India’s worries were on two counts. One, the treaty notified in 1983 for avoidance of double taxation and prevention of fiscal evasion with Mauritius had resulted in double non-taxation after India opened up its economy in 1991. Second, suspicions that funds that escaped taxation in India may have been laundered abroad and were making its way back to India through Mauritius-resident entities in the guise of foreign direct investment (FDI). This came to be known as ‘treaty shopping’.
After a decade of negotiations, the radical change in the treaty came in 2016, allowing India to tax any capital gain that Mauritius-resident firms made in India. A two-year transition period was given to investors to adjust to the changes. The revised tax treaties curb tax evasion and indicate that India has fundamentals strong enough to attract investments without tax sops.
Singapore, another major FDI contributor to India, too, enjoyed the same tax sops under a similar treaty with India. Since the tax concessions in the treaty India had with Singapore were co-terminus with those in Mauritius, the changes impacted investments from the city state, too. After a two-year transition period starting 1 April 2017 during which capital gains arising from all investments into India from Mauritius and Singapore were taxed in India at half the rate, these investments have become fully taxable from 1 April 2019.
Experts said investors have now learned to live with the treaty changes and one thing that matters to them a lot was certainty in tax matters.
“Amendment to the two treaties laid to rest two aspects. Firstly, grandfathering of pre-April 2017 investments and, secondly, taxability of investments thereafter," said Jayesh Sanghvi, tax partner and national leader-international tax services, EY. All investments that have come in from companies set up in these two nations prior to 1 April 2017 are not subject to tax whenever they are sold. Sanghvi said that with the global efforts against erosion of tax base, the “space for non-taxation of income has significantly shrunk".
Investors from Mauritius, however, have now developed a taste for Indian debt instruments, experts said.
Daksha Baxi, head, international taxation, Cyril Amarchand Mangaldas, said investment strategies of foreign portfolio investors and private equity investors have accordingly been altered. “A lot more focus on debt is seen as also global restructuring.

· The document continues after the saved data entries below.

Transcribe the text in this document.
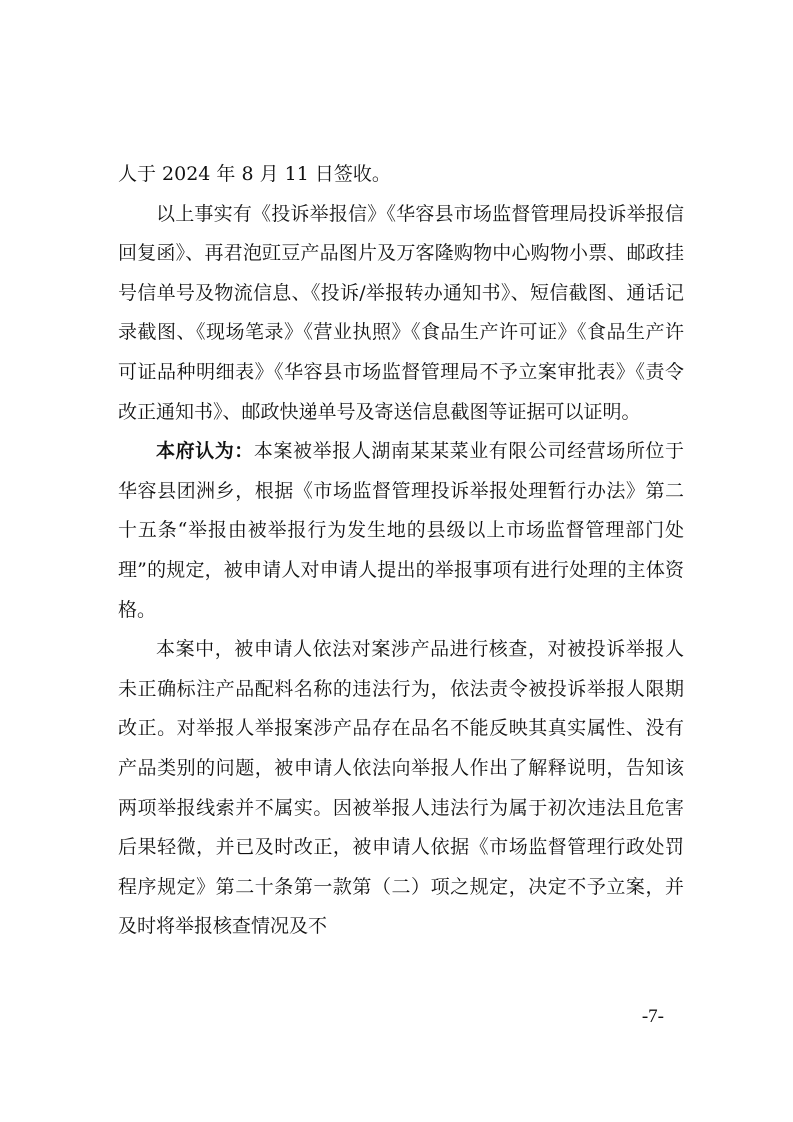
人于 2024 年 8 月 11 日签收。

以上事实有《投诉举报信》《华容县市场监督管理局投诉举报信回复函》、再君泡豇豆产品图片及万客隆购物中心购物小票、邮政挂号信单号及物流信息、《投诉/举报转办通知书》、短信截图、通话记录截图、《现场笔录》《营业执照》《食品生产许可证》《食品生产许可证品种明细表》《华容县市场监督管理局不予立案审批表》《责令改正通知书》、邮政快递单号及寄送信息截图等证据可以证明。

本府认为：本案被举报人湖南某某菜业有限公司经营场所位于华容县团洲乡，根据《市场监督管理投诉举报处理暂行办法》第二十五条“举报由被举报行为发生地的县级以上市场监督管理部门处理”的规定，被申请人对申请人提出的举报事项有进行处理的主体资格。

本案中，被申请人依法对案涉产品进行核查，对被投诉举报人未正确标注产品配料名称的违法行为，依法责令被投诉举报人限期改正。对举报人举报案涉产品存在品名不能反映其真实属性、没有产品类别的问题，被申请人依法向举报人作出了解释说明，告知该两项举报线索并不属实。因被举报人违法行为属于初次违法且危害后果轻微，并已及时改正，被申请人依据《市场监督管理行政处罚程序规定》第二十条第一款第（二）项之规定，决定不予立案，并及时将举报核查情况及不

-7-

The fear that investor interest in India would reduce has been belied," said Baxi.
What the world is doing
National governments have in recent years been taking a strong position against aggressive tax avoidance by businesses by artificially shifting profits from the country where their economic activity takes place to low or zero tax jurisdictions.
India has been at the forefront of supporting the OECD effort to have a global regime of information sharing and best practices in taxation by amending all bilateral tax treaties nations have with one another by way of a multilateral treaty. India joined other countries in signing this multilateral agreement in 2017 that in one sweep changed India’s double tax avoidance agreements (DTAAs) with 93 nations including the ones with countries like Cyprus, Mauritius and Singapore, making them more foolproof.
To further tighten India’s ability to tax the gains and profits that non-residents make in India, New Delhi is now planning to change its foreign taxation norms under the proposed new direct tax code. One of the changes under consideration is to change the way officials attribute taxable profits to a non-resident enterprise operating in India without a subsidiary.